Understanding Your Upload Speed Number
Upload speed is where cable internet plans often disappoint. If you’re on cable and your upload is 10–20x lower than your download, that’s by design — cable infrastructure is asymmetric. Fiber provides symmetric speeds. The minimum you need: 3 Mbps for SD video calls, 5 Mbps for HD video calls, 8–10 Mbps for Twitch streaming at 1080p. If you work from home and have regular video calls with colleagues, anything under 5 Mbps upload will cause visible quality issues.
Understanding Your Ping Number
Your ping number reflects latency to the nearest test server. Important: this is always lower than your in-game ping to a game server in another city or country. Use it as a baseline. Under 20ms is excellent. 20–50ms is good. Over 100ms indicates a problem. If your ping is high even to a local server, check whether you’re on WiFi (switch to Ethernet), whether other devices are heavily using the network, or whether your ISP has congestion issues.
Understanding Your Jitter Number
Jitter is the most misunderstood metric. Under 5ms is excellent — essentially imperceptible. 5–15ms is acceptable for most uses. Above 20ms causes noticeable issues: audio dropouts on calls, stuttering in gaming, and buffering in live streams. High jitter while your ping is low usually indicates WiFi interference — the most common cause. Switching to Ethernet typically drops jitter from 15–30ms to under 2ms instantly.
What to Do If Your Results Are Disappointing
Low download: check if background downloads are running, reboot your router, test via Ethernet. If still low, contact your ISP. High ping: switch to Ethernet, choose closer game/test servers. High jitter: almost always WiFi — switch to Ethernet. Low upload on cable: expected by design; consider fiber if it’s limiting your work. For specific troubleshooting, see our guides on what causes slow internet and download speed slower than your plan.
Related Guides
- What Is Download Speed?
- What Is Upload Speed?
- What Is Ping?
- What Is Jitter?
- What Is a Speed Test?
- Ookla vs Fast.com vs Google Speed Test
Frequently Asked Questions
What is a good speed test result?
A good result depends on your needs.

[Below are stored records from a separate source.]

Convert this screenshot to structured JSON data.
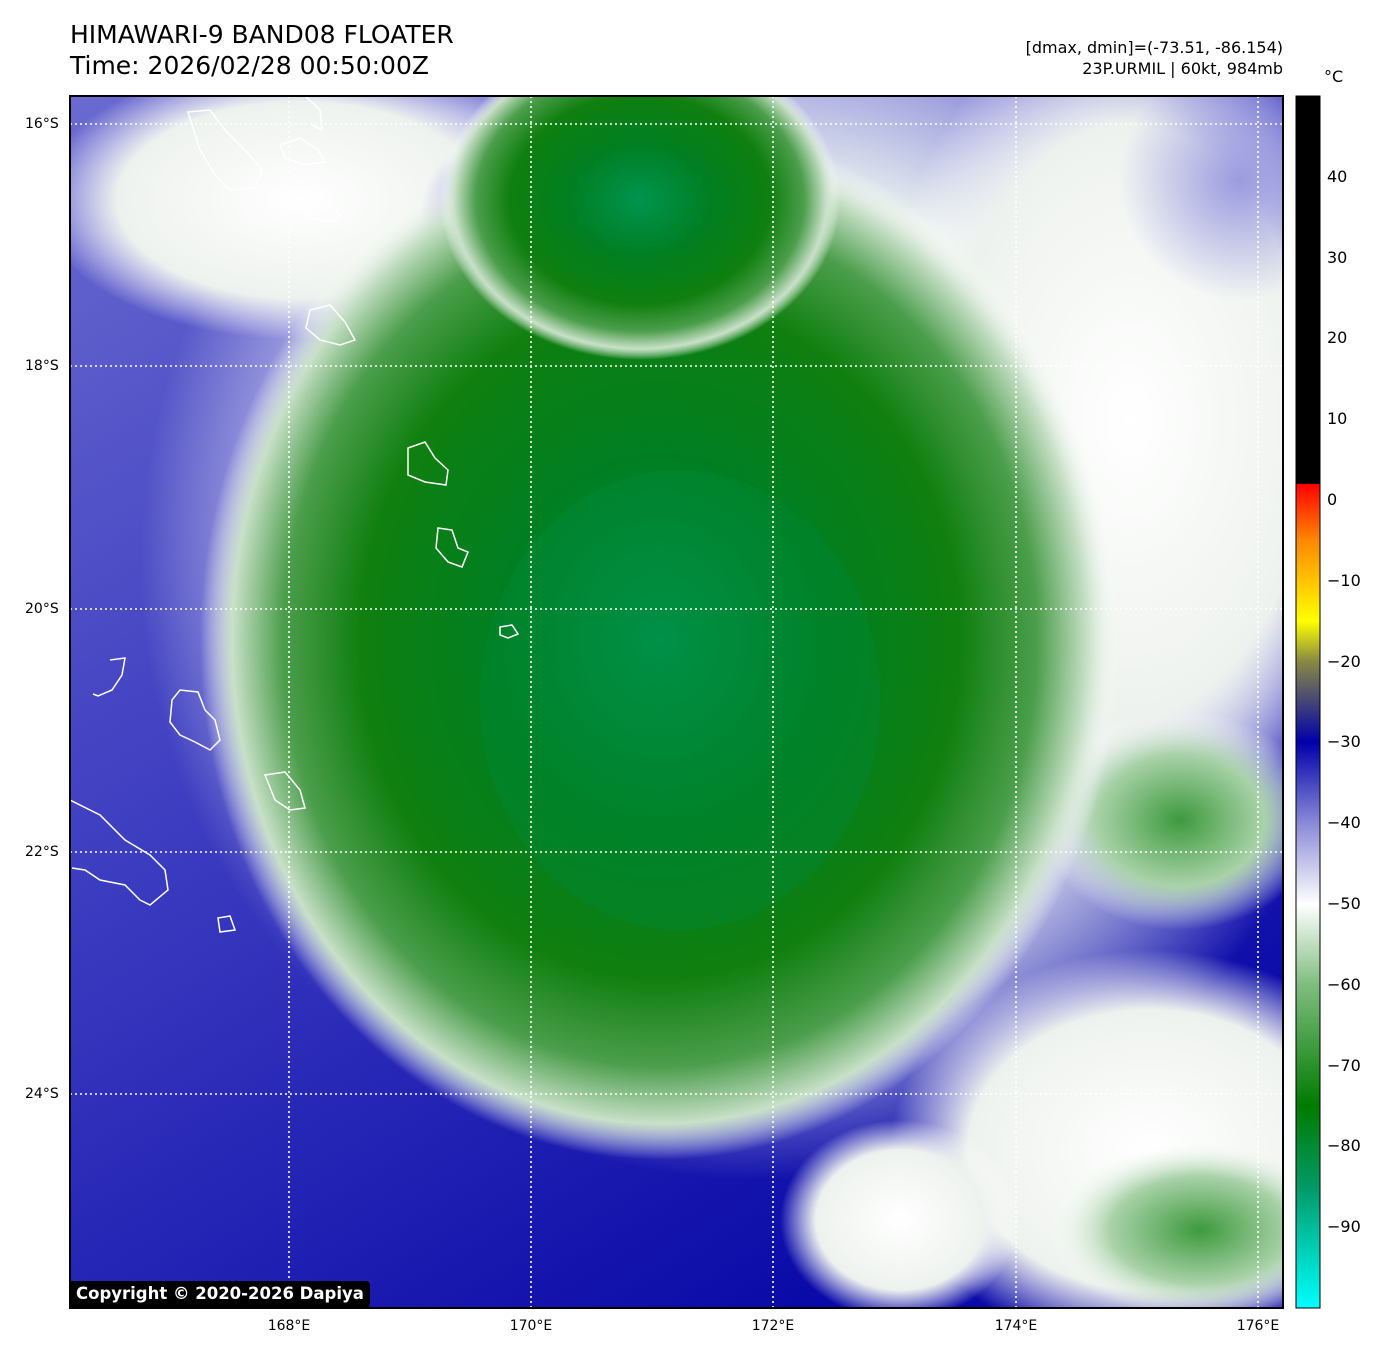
{
  "header": {
    "title": "HIMAWARI-9 BAND08 FLOATER",
    "time": "Time: 2026/02/28 00:50:00Z",
    "dminmax": "[dmax, dmin]=(-73.51, -86.154)",
    "storm": "23P.URMIL | 60kt, 984mb"
  },
  "colorbar": {
    "unit": "°C",
    "ticks": [
      "40",
      "30",
      "20",
      "10",
      "0",
      "−10",
      "−20",
      "−30",
      "−40",
      "−50",
      "−60",
      "−70",
      "−80",
      "−90"
    ],
    "range": [
      -100,
      50
    ],
    "stops": [
      {
        "t": -100,
        "color": "#00ffff"
      },
      {
        "t": -85,
        "color": "#009966"
      },
      {
        "t": -75,
        "color": "#007b00"
      },
      {
        "t": -60,
        "color": "#7fbd7f"
      },
      {
        "t": -50,
        "color": "#ffffff"
      },
      {
        "t": -40,
        "color": "#8a8ad8"
      },
      {
        "t": -30,
        "color": "#0000aa"
      },
      {
        "t": -20,
        "color": "#888844"
      },
      {
        "t": -15,
        "color": "#ffff00"
      },
      {
        "t": -5,
        "color": "#ff8800"
      },
      {
        "t": 2,
        "color": "#ff0000"
      },
      {
        "t": 2.01,
        "color": "#000000"
      },
      {
        "t": 50,
        "color": "#000000"
      }
    ]
  },
  "axes": {
    "lat_labels": [
      "16°S",
      "18°S",
      "20°S",
      "22°S",
      "24°S"
    ],
    "lon_labels": [
      "168°E",
      "170°E",
      "172°E",
      "174°E",
      "176°E"
    ]
  },
  "copyright": "Copyright © 2020-2026 Dapiya"
}
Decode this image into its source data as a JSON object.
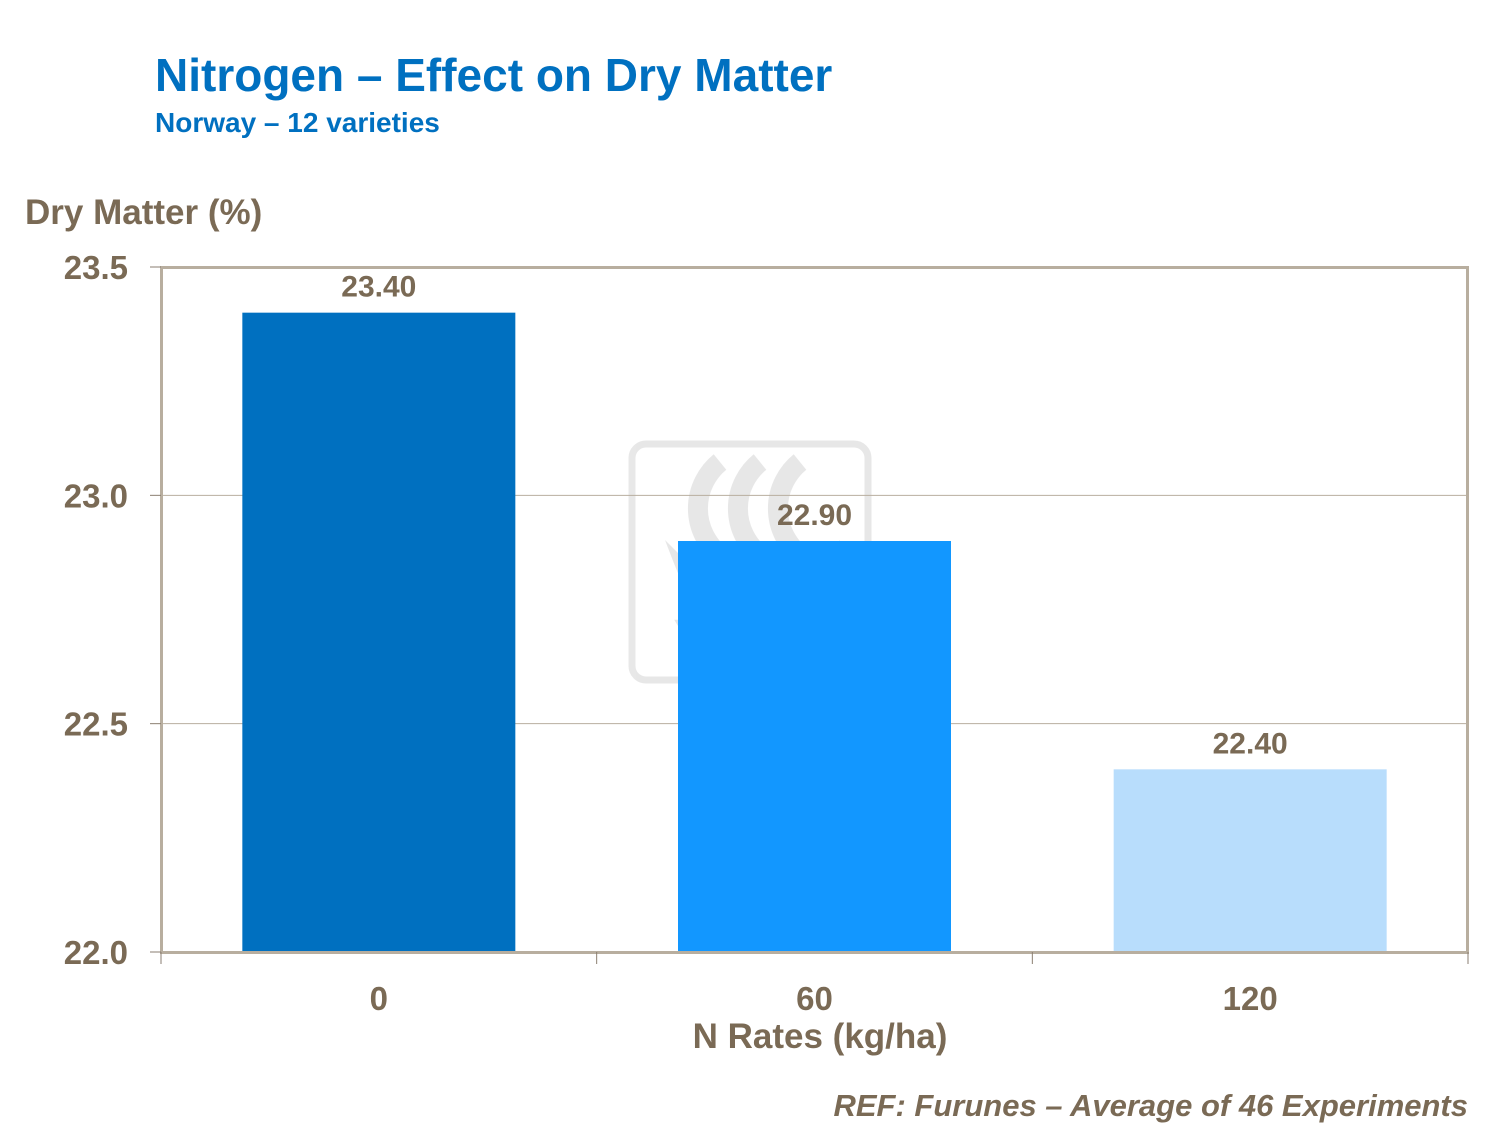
{
  "chart_data": {
    "type": "bar",
    "title": "Nitrogen – Effect on Dry Matter",
    "subtitle": "Norway – 12 varieties",
    "xlabel": "N Rates (kg/ha)",
    "ylabel": "Dry Matter (%)",
    "categories": [
      "0",
      "60",
      "120"
    ],
    "values": [
      23.4,
      22.9,
      22.4
    ],
    "data_labels": [
      "23.40",
      "22.90",
      "22.40"
    ],
    "bar_colors": [
      "#0070c0",
      "#1297ff",
      "#b8ddfc"
    ],
    "ylim": [
      22.0,
      23.5
    ],
    "yticks": [
      "22.0",
      "22.5",
      "23.0",
      "23.5"
    ],
    "grid": true,
    "legend": "none",
    "source_note": "REF: Furunes – Average of 46 Experiments"
  },
  "watermark": {
    "logo_text": "YARA"
  },
  "colors": {
    "title": "#0070c0",
    "text": "#7a6a55",
    "frame": "#b8ae9f",
    "grid": "#b8ae9f"
  }
}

For a single user: 25 Mbps download, 5 Mbps upload, under 30ms ping, under 10ms jitter. For a family of four: 100 Mbps download, 10+ Mbps upload, under 40ms ping. For a competitive gamer: any download speed, under 20ms ping, under 5ms jitter is the priority over raw speed numbers.
Why does my speed test show different results at different times?
Network congestion, server load, and your ISP’s peak-hour performance all vary throughout the day. Evening speeds on cable internet are typically 20–40% lower than morning speeds due to neighborhood congestion. Run tests at 7am and 9pm to compare your off-peak vs peak performance — a large gap indicates ISP-side congestion as the primary issue.
Should I test on WiFi or Ethernet?
Test on Ethernet to measure your true ISP connection speed. Test on WiFi to measure your real-world wireless performance. Both are useful for different diagnostic purposes. If Ethernet shows your full plan speed but WiFi shows half, your WiFi setup is the limiting factor. If even Ethernet shows low speed, the issue is your ISP or modem/router hardware.